Triton of Delaware, an ATM manufacturer that makes its machines in the U.S. and was formerly a division of the Dover Corp., has been sold to private investors, the company confirmed.
The company had been undergoing a degree of uncertainty after a previous purchase attempt had fallen through. Antitrust issues with the U.S. Justice Department stymied that deal.
Triton, which manufacturers its machines in Long Beach, Miss., began as a manufacturer of primarily retail-based cash dispensing ATMs but has since begun to also manufacturer machines smaller financial institutions such as community banks and credit unions can deploy in their branches.
But Triton CEO Daryl Cornell signaled that the ATM maker will likely retreat a bit from making machines that would compete head to head with machines from firms like NCR and Diebold and focus instead on what he called the firm's "white label, off-premises, ATMs" where it first made its name.
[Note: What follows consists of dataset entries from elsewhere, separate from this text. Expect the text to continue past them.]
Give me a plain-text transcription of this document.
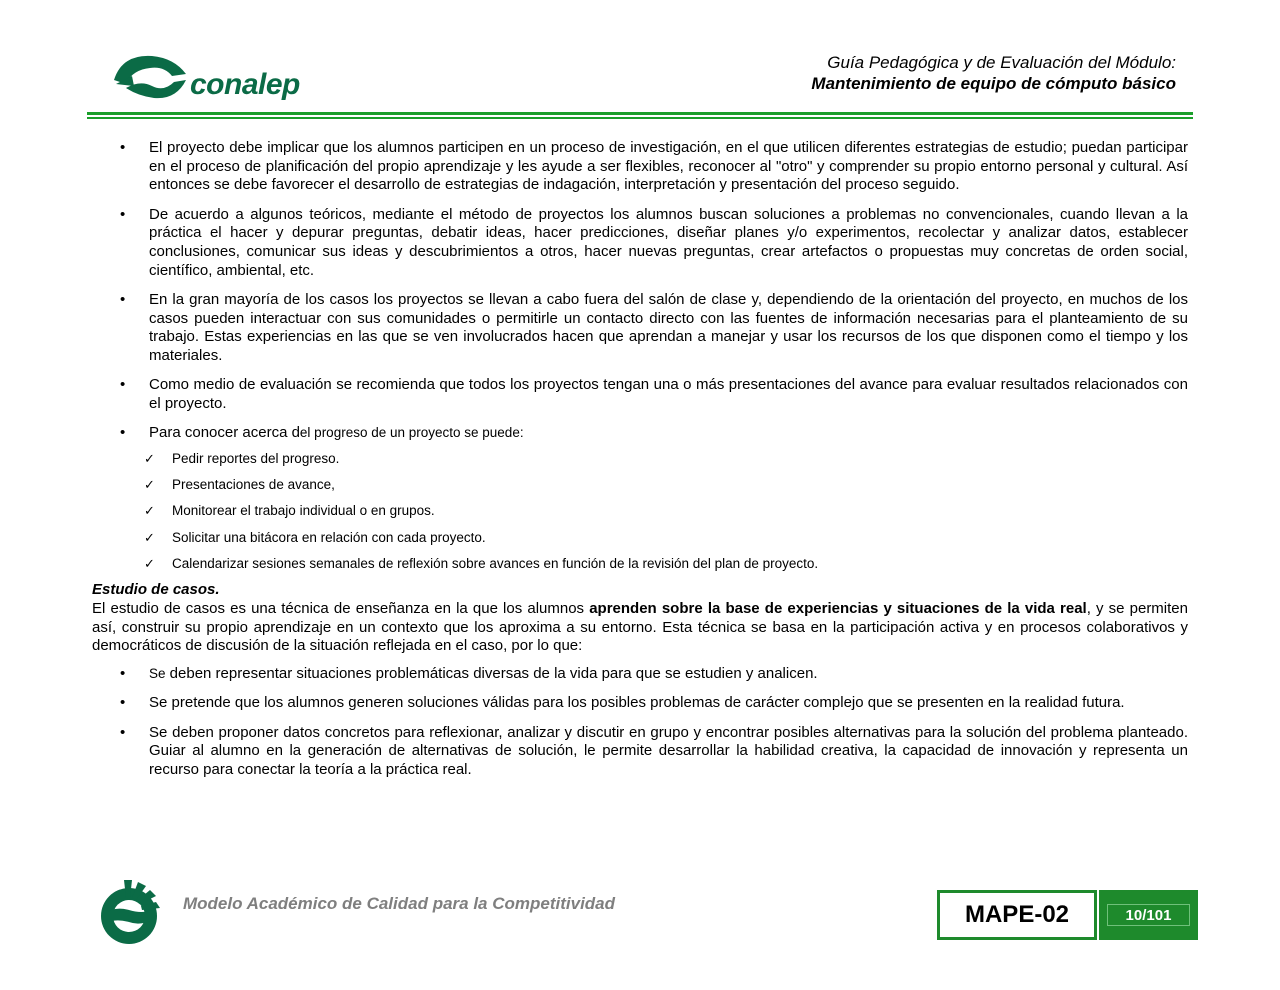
conalep
Guía Pedagógica y de Evaluación del Módulo:
Mantenimiento de equipo de cómputo básico
• El proyecto debe implicar que los alumnos participen en un proceso de investigación, en el que utilicen diferentes estrategias de estudio; puedan participar en el proceso de planificación del propio aprendizaje y les ayude a ser flexibles, reconocer al "otro" y comprender su propio entorno personal y cultural. Así entonces se debe favorecer el desarrollo de estrategias de indagación, interpretación y presentación del proceso seguido.
• De acuerdo a algunos teóricos, mediante el método de proyectos los alumnos buscan soluciones a problemas no convencionales, cuando llevan a la práctica el hacer y depurar preguntas, debatir ideas, hacer predicciones, diseñar planes y/o experimentos, recolectar y analizar datos, establecer conclusiones, comunicar sus ideas y descubrimientos a otros, hacer nuevas preguntas, crear artefactos o propuestas muy concretas de orden social, científico, ambiental, etc.
• En la gran mayoría de los casos los proyectos se llevan a cabo fuera del salón de clase y, dependiendo de la orientación del proyecto, en muchos de los casos pueden interactuar con sus comunidades o permitirle un contacto directo con las fuentes de información necesarias para el planteamiento de su trabajo. Estas experiencias en las que se ven involucrados hacen que aprendan a manejar y usar los recursos de los que disponen como el tiempo y los materiales.
• Como medio de evaluación se recomienda que todos los proyectos tengan una o más presentaciones del avance para evaluar resultados relacionados con el proyecto.
• Para conocer acerca del progreso de un proyecto se puede:
✓ Pedir reportes del progreso.
✓ Presentaciones de avance,
✓ Monitorear el trabajo individual o en grupos.
✓ Solicitar una bitácora en relación con cada proyecto.
✓ Calendarizar sesiones semanales de reflexión sobre avances en función de la revisión del plan de proyecto.

Estudio de casos.

El estudio de casos es una técnica de enseñanza en la que los alumnos aprenden sobre la base de experiencias y situaciones de la vida real, y se permiten así, construir su propio aprendizaje en un contexto que los aproxima a su entorno. Esta técnica se basa en la participación activa y en procesos colaborativos y democráticos de discusión de la situación reflejada en el caso, por lo que:

• Se deben representar situaciones problemáticas diversas de la vida para que se estudien y analicen.
• Se pretende que los alumnos generen soluciones válidas para los posibles problemas de carácter complejo que se presenten en la realidad futura.
• Se deben proponer datos concretos para reflexionar, analizar y discutir en grupo y encontrar posibles alternativas para la solución del problema planteado. Guiar al alumno en la generación de alternativas de solución, le permite desarrollar la habilidad creativa, la capacidad de innovación y representa un recurso para conectar la teoría a la práctica real.
Modelo Académico de Calidad para la Competitividad	MAPE-02	10/101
"When Triton was part of Dover Corp., there were certain growth initiatives that saw us try to compete with big ATM manufactures," Cornell said. Triton will continue to make and market the models that financial institutions, particularly community banks and credit unions, have liked but will not try to compete for the Citibank or Bank of America business.
Cornell stressed that Triton's machines remain popular with community banks and credit unions because, he said, their relatively streamlined and inexpensive operating system gave Triton machines a lower operating costs than that offered by rival manufacturers.